Search code examples
rmachine-learningdistancedata-miningpca

Centroid distance calculation in PCA space and in 'feature-space' diverge


I'm measuring the centroids of a PCA-space and a 'feature-space' spanning ~20 treatments and 3 groups. If I understood my maths teacher correctly the distance between them should be identical.

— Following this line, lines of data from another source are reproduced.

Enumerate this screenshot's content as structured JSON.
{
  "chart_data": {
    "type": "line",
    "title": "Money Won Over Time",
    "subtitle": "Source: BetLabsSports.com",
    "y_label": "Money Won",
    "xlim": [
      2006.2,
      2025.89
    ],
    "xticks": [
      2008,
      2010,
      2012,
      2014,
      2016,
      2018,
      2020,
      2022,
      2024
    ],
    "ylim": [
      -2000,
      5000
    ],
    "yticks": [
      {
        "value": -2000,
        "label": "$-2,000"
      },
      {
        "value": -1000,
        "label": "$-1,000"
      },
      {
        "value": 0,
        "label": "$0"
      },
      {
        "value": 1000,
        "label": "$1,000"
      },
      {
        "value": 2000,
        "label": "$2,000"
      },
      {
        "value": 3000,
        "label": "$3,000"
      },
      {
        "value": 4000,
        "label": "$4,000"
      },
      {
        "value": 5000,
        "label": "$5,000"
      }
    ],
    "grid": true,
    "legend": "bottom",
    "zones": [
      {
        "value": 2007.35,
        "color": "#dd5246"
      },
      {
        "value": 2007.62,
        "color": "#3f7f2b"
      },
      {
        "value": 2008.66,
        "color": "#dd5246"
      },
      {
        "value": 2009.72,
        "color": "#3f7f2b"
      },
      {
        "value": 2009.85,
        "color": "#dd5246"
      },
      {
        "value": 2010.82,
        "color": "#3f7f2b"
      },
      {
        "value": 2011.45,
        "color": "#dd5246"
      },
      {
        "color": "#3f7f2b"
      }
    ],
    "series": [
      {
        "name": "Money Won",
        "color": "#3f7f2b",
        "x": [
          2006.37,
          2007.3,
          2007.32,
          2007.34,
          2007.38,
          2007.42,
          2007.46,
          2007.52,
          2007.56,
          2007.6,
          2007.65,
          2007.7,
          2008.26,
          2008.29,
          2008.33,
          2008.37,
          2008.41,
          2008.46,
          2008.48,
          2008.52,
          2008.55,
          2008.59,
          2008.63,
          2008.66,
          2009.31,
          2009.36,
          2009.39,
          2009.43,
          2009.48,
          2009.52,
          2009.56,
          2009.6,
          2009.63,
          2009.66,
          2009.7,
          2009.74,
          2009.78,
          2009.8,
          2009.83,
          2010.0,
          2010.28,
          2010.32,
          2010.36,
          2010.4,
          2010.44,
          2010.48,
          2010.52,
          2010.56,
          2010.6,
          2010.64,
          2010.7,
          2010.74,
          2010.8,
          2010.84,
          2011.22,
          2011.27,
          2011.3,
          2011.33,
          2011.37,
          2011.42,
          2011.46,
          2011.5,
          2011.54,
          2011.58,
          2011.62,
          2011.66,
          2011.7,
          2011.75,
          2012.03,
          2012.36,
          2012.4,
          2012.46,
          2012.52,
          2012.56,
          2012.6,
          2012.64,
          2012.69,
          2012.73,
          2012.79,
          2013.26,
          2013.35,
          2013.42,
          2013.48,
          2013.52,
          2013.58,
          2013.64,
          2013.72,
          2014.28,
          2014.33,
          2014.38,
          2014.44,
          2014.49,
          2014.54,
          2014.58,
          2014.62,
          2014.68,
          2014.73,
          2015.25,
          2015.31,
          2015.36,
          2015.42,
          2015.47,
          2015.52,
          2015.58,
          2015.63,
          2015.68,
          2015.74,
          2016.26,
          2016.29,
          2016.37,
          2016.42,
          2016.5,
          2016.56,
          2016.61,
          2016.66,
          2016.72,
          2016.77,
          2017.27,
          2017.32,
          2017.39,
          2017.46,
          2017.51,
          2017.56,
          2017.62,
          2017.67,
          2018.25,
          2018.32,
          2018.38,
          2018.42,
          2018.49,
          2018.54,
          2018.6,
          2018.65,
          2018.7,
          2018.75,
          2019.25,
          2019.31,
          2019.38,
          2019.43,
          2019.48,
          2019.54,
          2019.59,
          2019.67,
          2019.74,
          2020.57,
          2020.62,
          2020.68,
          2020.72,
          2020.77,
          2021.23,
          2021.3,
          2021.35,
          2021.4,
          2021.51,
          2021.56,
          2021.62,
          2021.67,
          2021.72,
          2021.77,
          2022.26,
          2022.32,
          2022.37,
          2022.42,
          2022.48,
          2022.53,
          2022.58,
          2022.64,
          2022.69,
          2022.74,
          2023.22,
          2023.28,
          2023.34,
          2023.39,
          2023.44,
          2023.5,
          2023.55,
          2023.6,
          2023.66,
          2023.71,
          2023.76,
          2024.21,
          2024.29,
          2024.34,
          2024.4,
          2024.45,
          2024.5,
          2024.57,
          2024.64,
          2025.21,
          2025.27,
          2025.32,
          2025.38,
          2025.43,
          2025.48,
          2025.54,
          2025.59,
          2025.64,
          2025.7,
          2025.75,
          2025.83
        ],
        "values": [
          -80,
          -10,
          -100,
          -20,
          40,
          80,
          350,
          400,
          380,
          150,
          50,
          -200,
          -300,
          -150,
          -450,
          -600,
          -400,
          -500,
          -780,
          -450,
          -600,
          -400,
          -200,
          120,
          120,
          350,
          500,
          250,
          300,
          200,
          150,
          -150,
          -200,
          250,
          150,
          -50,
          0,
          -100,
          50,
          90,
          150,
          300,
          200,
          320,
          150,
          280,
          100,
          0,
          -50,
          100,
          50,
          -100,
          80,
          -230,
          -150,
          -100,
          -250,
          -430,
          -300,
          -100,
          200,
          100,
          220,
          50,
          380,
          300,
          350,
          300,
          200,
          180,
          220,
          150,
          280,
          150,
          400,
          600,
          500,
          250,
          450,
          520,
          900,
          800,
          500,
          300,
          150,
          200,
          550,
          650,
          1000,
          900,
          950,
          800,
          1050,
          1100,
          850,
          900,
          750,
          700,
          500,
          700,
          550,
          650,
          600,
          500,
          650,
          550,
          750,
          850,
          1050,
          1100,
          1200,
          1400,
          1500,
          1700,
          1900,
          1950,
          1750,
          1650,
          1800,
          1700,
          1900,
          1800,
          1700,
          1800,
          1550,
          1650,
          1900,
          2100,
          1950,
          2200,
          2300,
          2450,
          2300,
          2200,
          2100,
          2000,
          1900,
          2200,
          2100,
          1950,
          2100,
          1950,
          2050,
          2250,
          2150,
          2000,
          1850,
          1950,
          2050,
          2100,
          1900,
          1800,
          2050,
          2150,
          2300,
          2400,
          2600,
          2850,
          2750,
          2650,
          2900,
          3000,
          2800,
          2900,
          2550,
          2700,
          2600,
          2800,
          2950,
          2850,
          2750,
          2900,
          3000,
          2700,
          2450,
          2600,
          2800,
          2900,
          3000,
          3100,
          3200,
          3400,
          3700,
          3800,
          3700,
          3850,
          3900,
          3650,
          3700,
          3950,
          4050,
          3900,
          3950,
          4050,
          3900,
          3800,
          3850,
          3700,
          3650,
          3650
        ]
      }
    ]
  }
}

However in the way I calculate them they're not and I was wondering if the way I do the math, either of them is wrong.

I use the notorious wine dataset as an illustration for my method/MWE:

library(ggbiplot)
data(wine)
treatments <- 1:2 #treatments to be considerd for this calculation
wine.pca <- prcomp(wine[treatments], scale. = TRUE)
#calculate the centroids for the feature/treatment space and the pca space
df.wine.x <- as.data.frame(wine.pca$x)
df.wine.x$groups <- wine.class
wine$groups <- wine.class
feature.centroids <- aggregate(wine[treatments], list(Type = wine$groups), mean)
pca.centroids <- aggregate(df.wine.x[treatments], list(Type = df.wine.x$groups), mean)
pca.centroids
feature.centroids
#calculate distance between the centroids of barolo and grignolino
dist(rbind(feature.centroids[feature.centroids$Type == "barolo",][-1],feature.centroids[feature.centroids$Type == "grignolino",][-1]), method = "euclidean")
dist(rbind(pca.centroids[pca.centroids$Type == "barolo",][-1],pca.centroids[pca.centroids$Type == "grignolino",][-1]), method = "euclidean")

The last two lines return 1.468087 for the distance in the feature-space and 1.80717 within the pca-space, indicating there's a fly in the ointment...


Solution

  • It's because of scaling and centering, if you don't do scaling and centering the distance will be exactly same in the original and PCA feature space.

    wine.pca <- prcomp(wine[treatments], scale=FALSE, center=FALSE)
    
    dist(rbind(feature.centroids[feature.centroids$Type == "barolo",][-1],feature.centroids[feature.centroids$Type == "grignolino",][-1]), method = "euclidean")
    #         1
    # 2 1.468087
    dist(rbind(pca.centroids[pca.centroids$Type == "barolo",][-1],pca.centroids[pca.centroids$Type == "grignolino",][-1]), method = "euclidean")
    #         1
    # 2 1.468087
    

    Another way is to get the same result is to scale / center the original data and then apply PCA with scaling / centering like the following:

    wine[treatments] <- scale(wine[treatments], center = TRUE)
    wine.pca <- prcomp(wine[treatments], scale = TRUE)
    
    dist(rbind(feature.centroids[feature.centroids$Type == "barolo",][-1],feature.centroids[feature.centroids$Type == "grignolino",][-1]), method = "euclidean")
    #        1
    # 2 1.80717
    dist(rbind(pca.centroids[pca.centroids$Type == "barolo",][-1],pca.centroids[pca.centroids$Type == "grignolino",][-1]), method = "euclidean")
    #        1
    # 2 1.80717